NewsletterNewsletter n°161 – Mai 2022
RUPTURE DU CONTRAT: Validation du barème Macron en cas de licenciement sans cause réelle et sérieuse.
Par deux arrêts du 11 mai 2022, la chambre sociale de la Cour de cassation a tranché plusieurs questions délicates relatives au barème Macron. Dans le premier litige, la cour d’appel avait déclaré l’application du barème non conforme à l’article 10 de la Convention n°158 de l’OIT. Dans la seconde affaire, le salarié contestait l’application du barème par la cour d’appel en soulevant son incompatibilité avec l’article 24 de la Charte sociale européenne. La Cour de cassation retient que « les dispositions des articles L. 1235-3, L. 1235-3-1 et L. 1235-4 du Code du travail sont de nature à permettre le versement d’une indemnité adéquate ou une réparation considérée comme appropriée au sens de l’article 10 de la Convention n°158 de l’OIT ». Elle rejette ainsi toute possibilité d’un contrôle de conventionnalité in concreto au regard de cette Convention, arguant qu’un tel contrôle créerait pour les justiciables une incertitude sur la règle de droit applicable, alors susceptible de changer en fonction de circonstances individuelles et de leur appréciation par les juges, et porterait atteinte au principe d’égalité des citoyens devant la loi. Enfin, elle conclut à la non-invocabilité de la Charte sociale européenne par les particuliers devant les juges nationaux (Cass. soc., 11 mai 2022, n°21-14.490, Cass. soc., 11 mai 2022, n°21-15.247).

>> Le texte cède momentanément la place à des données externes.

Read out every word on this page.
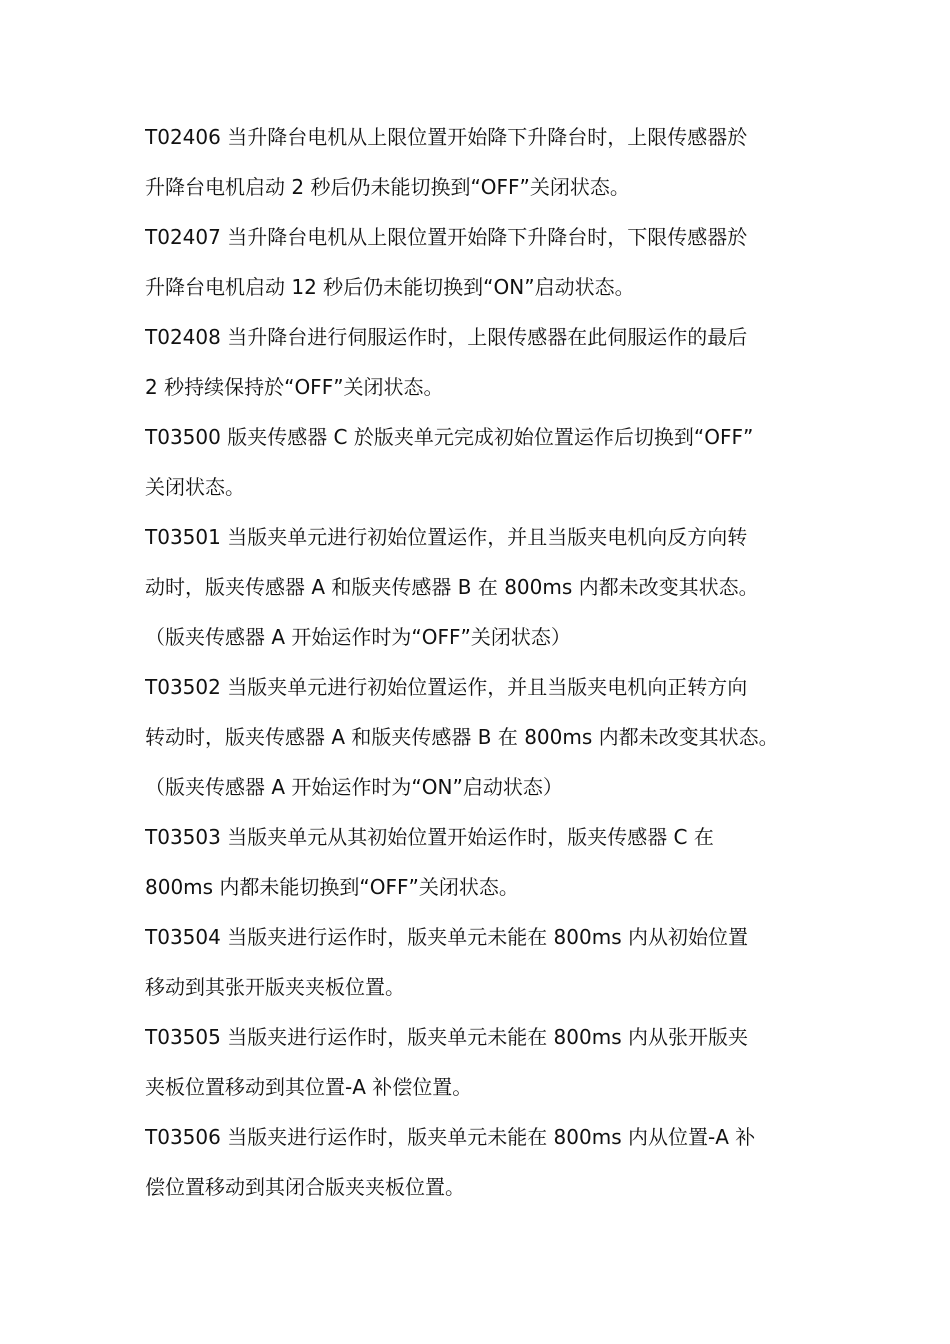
T02406 当升降台电机从上限位置开始降下升降台时，上限传感器於
升降台电机启动 2 秒后仍未能切换到“OFF”关闭状态。
T02407 当升降台电机从上限位置开始降下升降台时，下限传感器於
升降台电机启动 12 秒后仍未能切换到“ON”启动状态。
T02408 当升降台进行伺服运作时，上限传感器在此伺服运作的最后
2 秒持续保持於“OFF”关闭状态。
T03500 版夹传感器 C 於版夹单元完成初始位置运作后切换到“OFF”
关闭状态。
T03501 当版夹单元进行初始位置运作，并且当版夹电机向反方向转
动时，版夹传感器 A 和版夹传感器 B 在 800ms 内都未改变其状态。
（版夹传感器 A 开始运作时为“OFF”关闭状态）
T03502 当版夹单元进行初始位置运作，并且当版夹电机向正转方向
转动时，版夹传感器 A 和版夹传感器 B 在 800ms 内都未改变其状态。
（版夹传感器 A 开始运作时为“ON”启动状态）
T03503 当版夹单元从其初始位置开始运作时，版夹传感器 C 在
800ms 内都未能切换到“OFF”关闭状态。
T03504 当版夹进行运作时，版夹单元未能在 800ms 内从初始位置
移动到其张开版夹夹板位置。
T03505 当版夹进行运作时，版夹单元未能在 800ms 内从张开版夹
夹板位置移动到其位置-A 补偿位置。
T03506 当版夹进行运作时，版夹单元未能在 800ms 内从位置-A 补
偿位置移动到其闭合版夹夹板位置。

SALARIE PROTEGE LANCEUR D’ALERTE: Précisions sur la procédure à suivre en cas de licenciement.
Conformément à l’article L.1132-3-3 du Code du travail, aucun salarié ne peut être sanctionné pour avoir relaté ou témoigné de bonne foi de faits constitutifs d’un délit ou d’un crime dont il aurait eu connaissance dans l’exercice de ses fonctions. Ce régime de protection spécifique peut interférer avec la protection dont disposerait également le salarié au titre d’un mandat représentatif, laquelle fait intervenir l’inspecteur du travail préalablement à tout licenciement. En l’espèce, un salarié protégé en tant qu’élu du CSE avait signalé aux commissaires aux comptes de la société qui l’employait des faits pouvant, selon lui, constituer un délit d’abus de biens sociaux. Son employeur avait obtenu, sur recours hiérarchique, l’autorisation de le licencier pour faute grave en raison du signalement ainsi opéré. Le tribunal administratif puis la cour administrative d’appel avaient jugé les accusations formulées constitutives d’une faute suffisamment grave pour justifier le licenciement, estimant qu’elles « n’étaient étayées par aucun élément probant », mettant en péril l’image et la réputation de la société. Le Conseil d’Etat a considéré que dans le cas où l’inspection du travail est saisie d’une telle demande, il lui appartient de rechercher 1) si les faits dénoncés sont susceptibles de recevoir la qualification de crime ou de délit, 2) si le salarié en a eu connaissance dans l’exercice de ses fonctions et 3) s’il peut être regardé comme ayant agi de bonne foi. Lorsque les trois conditions sont réunies, l’autorité administrative doit refuser de délivrer l’autorisation de licenciement (CE, 27 avril 2022, n°437735).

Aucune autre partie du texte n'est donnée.